= New England Uplands =

The topography of the New England Uplands section is that of a maturely-dissected plateau with narrow valleys, and the entire area is greatly modified by glaciation. It is the most widespread of the geomorphic sections in the New England Province, extending from Canada through New England down to the Seaboard section and extending southwestward through New York and New Jersey as two narrow upland projections, the Reading Prong and the Manhattan Prong. Numerous hills and mountains rise above the general level of the upland; except in the presence of mountains, the horizon of the regional landscape is fairly level. Glaciation has resulted in the erosion and rounding off of the bedrock topography and numerous rock basin lakes. Glacial drift is thin, patchy, and stony, and ice-contact features such as kames, kame terraces, and eskers are abundant. The surface of the New England Uplands slopes southeast from maximum inland altitudes around 670 m, excluding the other mountainous sections of the province, to about 122 to 152 m along its seaward edge at the narrow coastal Seaboard section, which goes down to sea level.

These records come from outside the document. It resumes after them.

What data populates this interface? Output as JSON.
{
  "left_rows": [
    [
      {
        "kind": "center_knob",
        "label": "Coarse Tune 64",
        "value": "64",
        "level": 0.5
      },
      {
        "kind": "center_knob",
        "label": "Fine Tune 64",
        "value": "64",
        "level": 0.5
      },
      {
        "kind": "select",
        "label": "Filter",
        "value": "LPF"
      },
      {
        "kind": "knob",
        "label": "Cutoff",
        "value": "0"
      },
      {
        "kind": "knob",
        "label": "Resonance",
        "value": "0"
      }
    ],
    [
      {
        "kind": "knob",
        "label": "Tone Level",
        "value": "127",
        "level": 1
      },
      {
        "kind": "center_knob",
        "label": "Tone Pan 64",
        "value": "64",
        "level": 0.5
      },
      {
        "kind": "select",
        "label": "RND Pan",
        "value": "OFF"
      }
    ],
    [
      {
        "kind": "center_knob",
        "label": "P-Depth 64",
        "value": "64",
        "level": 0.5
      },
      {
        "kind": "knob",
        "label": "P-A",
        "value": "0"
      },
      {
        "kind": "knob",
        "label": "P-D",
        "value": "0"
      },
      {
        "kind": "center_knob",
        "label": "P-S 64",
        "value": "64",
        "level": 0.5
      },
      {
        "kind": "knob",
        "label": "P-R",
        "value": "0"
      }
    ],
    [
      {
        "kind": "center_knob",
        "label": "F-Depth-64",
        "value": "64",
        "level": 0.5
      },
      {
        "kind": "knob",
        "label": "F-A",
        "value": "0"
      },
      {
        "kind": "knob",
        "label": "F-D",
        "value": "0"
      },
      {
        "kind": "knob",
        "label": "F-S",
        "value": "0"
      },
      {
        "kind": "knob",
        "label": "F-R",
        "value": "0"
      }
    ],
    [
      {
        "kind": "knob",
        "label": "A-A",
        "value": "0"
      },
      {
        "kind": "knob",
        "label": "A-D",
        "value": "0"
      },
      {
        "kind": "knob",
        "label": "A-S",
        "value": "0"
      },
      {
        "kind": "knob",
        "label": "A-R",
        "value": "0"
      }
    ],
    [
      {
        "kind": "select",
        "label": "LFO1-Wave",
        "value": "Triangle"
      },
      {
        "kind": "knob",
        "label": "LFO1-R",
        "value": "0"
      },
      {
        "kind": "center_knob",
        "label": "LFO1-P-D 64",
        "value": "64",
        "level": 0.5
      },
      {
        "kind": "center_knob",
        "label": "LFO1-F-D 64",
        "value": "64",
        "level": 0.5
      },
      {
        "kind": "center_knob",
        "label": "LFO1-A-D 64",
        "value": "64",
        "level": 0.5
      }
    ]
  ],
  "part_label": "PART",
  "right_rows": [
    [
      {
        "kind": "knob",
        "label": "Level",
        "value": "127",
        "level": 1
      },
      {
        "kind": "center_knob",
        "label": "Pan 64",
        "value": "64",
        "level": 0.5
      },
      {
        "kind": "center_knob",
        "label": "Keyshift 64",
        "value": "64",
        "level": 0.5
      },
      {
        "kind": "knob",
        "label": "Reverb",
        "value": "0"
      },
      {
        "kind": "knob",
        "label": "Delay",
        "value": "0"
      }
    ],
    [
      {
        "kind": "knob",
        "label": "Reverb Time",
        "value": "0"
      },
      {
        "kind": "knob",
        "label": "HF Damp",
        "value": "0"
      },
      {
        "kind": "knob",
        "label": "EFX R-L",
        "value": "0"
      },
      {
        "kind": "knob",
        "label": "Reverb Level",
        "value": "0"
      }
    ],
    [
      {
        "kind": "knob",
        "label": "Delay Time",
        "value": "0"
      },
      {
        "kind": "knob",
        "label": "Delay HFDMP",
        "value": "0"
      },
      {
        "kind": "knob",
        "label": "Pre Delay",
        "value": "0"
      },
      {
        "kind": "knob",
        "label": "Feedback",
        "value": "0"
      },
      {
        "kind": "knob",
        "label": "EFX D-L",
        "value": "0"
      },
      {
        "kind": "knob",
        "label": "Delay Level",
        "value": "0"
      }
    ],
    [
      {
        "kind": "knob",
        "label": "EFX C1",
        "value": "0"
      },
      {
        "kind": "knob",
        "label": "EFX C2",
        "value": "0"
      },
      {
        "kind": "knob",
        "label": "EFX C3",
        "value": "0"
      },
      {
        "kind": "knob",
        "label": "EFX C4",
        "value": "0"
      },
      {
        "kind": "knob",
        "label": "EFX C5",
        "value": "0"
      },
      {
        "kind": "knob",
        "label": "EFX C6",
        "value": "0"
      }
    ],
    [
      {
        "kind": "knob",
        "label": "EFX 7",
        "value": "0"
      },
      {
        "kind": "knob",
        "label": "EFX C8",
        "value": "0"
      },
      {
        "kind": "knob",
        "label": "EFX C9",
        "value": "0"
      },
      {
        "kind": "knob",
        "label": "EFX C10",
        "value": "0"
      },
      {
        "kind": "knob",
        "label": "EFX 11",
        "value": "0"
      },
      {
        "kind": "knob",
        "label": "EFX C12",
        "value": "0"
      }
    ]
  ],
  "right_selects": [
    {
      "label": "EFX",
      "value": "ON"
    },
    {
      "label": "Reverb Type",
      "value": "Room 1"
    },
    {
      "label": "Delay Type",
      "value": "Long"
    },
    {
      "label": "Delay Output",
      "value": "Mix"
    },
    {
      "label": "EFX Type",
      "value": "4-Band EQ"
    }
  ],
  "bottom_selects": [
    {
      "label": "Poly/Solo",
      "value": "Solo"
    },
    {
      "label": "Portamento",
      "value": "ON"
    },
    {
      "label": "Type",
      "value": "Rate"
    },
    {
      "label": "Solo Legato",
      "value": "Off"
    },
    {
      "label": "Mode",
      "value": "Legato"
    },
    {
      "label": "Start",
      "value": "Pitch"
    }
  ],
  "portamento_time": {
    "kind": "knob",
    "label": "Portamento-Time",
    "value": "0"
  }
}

In the New York Bight watershed, the New England Uplands section is represented by a portion of the Taconic Mountains and its foothills, and by the Reading and Manhattan Prongs that extend southwestward from the New England states. Although geologists refer to the larger of these extensions as the Reading Prong, in this region it is more commonly known as the New York - New Jersey Highlands, and locally as the Hudson Highlands, the New Jersey Highlands, the Ramapo Mountains, or simply the Highlands. The Highlands are bounded on the southeast and on the northwest by the lowlands of the Piedmont and Great Valley provinces, respectively. The mountains and valleys that make up the Highlands are part of a relatively long, linear, and narrow regional geological feature that averages 16 to 32 km in width, with a maximum width of 40 km, and extends in a southwest–northeast trending direction for nearly 225 km, from southeastern Pennsylvania near Reading to southwestern Connecticut near Danbury, where it joins the Taconic Mountains and Housatonic Highlands of the New England Uplands plateau. The Hudson River cuts a deep gorge through the Highlands in New York in the stretch of river between Peekskill on the south and Newburgh on the north.